Cycling is not spending as much as athletics to combat doping, the International Association of Athletics Federations (IAAF) has claimed following accusations from two-time Tour de France champion Chris Froome they should be doing more.

The Briton claimed the testing hasn't been at the level that it is in cycling", addint investing heavily would be "a step in the right direction".

The IAAF has hit back, however, releasing a detailed statement in which they outlined how they spent more than $2 million (£1.8 million/€1.3 million) on its 2014 anti-doping programme, which they claim is "without doubt, the highest proportion of an annual budget of any equivalent sporting federation or organisation".

In comparison, they claim the International Cycling Union (UCI) "spent approximately $1.1 million (£720,000/€1 million) in 2013, most of which, they claim, was contributed by Pro Tour teams, event organsers and the riders themselves rather than the governing body itself.

There is little testing on female riders or cross-country or track cycling or other cycling disciplines, they claim, in comparison to money being spent to cover "every aspect of the sport" in athletics, while 23,000 cycling tests were conducted in 2014 in comparison with 25,000 in athletics.
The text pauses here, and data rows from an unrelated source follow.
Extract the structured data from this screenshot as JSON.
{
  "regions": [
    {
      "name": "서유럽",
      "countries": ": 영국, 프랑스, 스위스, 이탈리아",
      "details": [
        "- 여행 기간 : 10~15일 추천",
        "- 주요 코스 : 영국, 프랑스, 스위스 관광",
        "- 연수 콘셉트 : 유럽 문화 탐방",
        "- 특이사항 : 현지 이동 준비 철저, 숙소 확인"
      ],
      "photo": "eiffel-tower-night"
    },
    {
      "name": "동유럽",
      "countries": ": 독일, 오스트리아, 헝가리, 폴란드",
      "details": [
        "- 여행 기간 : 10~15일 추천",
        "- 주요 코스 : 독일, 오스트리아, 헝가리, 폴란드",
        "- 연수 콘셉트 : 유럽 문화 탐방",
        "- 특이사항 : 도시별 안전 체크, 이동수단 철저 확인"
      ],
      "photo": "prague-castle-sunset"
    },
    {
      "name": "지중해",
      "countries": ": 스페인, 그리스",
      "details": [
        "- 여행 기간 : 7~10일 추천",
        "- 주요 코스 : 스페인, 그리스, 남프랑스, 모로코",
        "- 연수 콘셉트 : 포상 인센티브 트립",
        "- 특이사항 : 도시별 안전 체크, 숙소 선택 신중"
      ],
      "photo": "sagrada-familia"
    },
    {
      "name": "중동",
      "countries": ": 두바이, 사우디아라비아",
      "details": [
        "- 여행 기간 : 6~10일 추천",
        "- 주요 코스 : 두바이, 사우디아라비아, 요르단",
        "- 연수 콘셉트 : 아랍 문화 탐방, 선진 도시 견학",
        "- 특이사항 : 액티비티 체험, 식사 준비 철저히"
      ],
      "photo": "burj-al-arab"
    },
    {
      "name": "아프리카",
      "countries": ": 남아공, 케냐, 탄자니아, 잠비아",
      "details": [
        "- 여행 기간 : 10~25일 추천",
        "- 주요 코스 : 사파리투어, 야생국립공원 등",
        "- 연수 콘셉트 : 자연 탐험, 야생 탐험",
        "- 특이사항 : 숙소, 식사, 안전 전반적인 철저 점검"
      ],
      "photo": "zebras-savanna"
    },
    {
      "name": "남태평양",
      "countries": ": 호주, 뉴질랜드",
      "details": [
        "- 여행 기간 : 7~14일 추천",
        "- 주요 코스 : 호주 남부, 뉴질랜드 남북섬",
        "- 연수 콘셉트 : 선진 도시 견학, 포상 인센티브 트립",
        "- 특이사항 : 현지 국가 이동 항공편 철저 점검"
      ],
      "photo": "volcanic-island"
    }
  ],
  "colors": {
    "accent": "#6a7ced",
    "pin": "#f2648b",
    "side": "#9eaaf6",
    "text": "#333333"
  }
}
"We regret the attempt by a selected group of media to set athletics against cycling, since the IAAF has the greatest respect for the work being done by the UCI in the field of anti-doping," the statement concludes in a more moderate vein.

"There is strong collaboration between the two organisations in areas of experience sharing, trend-mapping and general anti-doping intelligence.

"We also strongly believe that these two international federations are leaders in the field and should be held up as an example to others in the fight for Clean Sport."

Cycling champion Chris Froome has become the latest to criticse the IAAF anti-doping approach ©Getty Images
Cycling champion Chris Froome has become the latest to criticse the IAAF anti-doping approach ©Getty Images

There is no doubt some will interpret this as another example of the IAAF lashing out rather than confronting issues within the sport, something they have repeatedly done since the latest allegations were published by German TV station ARD and British newspaper the Sunday Times earlier this month.

Meanwhile, WADA have announced that the Independent Commission, chaired by Canada's former President Richard Pound, will extend the remit of its enquiry into the IAAF to cover the latest allegations.

The extended mandate will be dealt with "as expeditiously as possible", despite the complications arising from the forthcoming World Championships to be held in Beijing in late August 2015, with the process they are to follow including veryifying the actions of the IAAF in dealing with suspicious test results.

Commission findings were due to be revealed in the autumn, but no deadline has been given following the extension.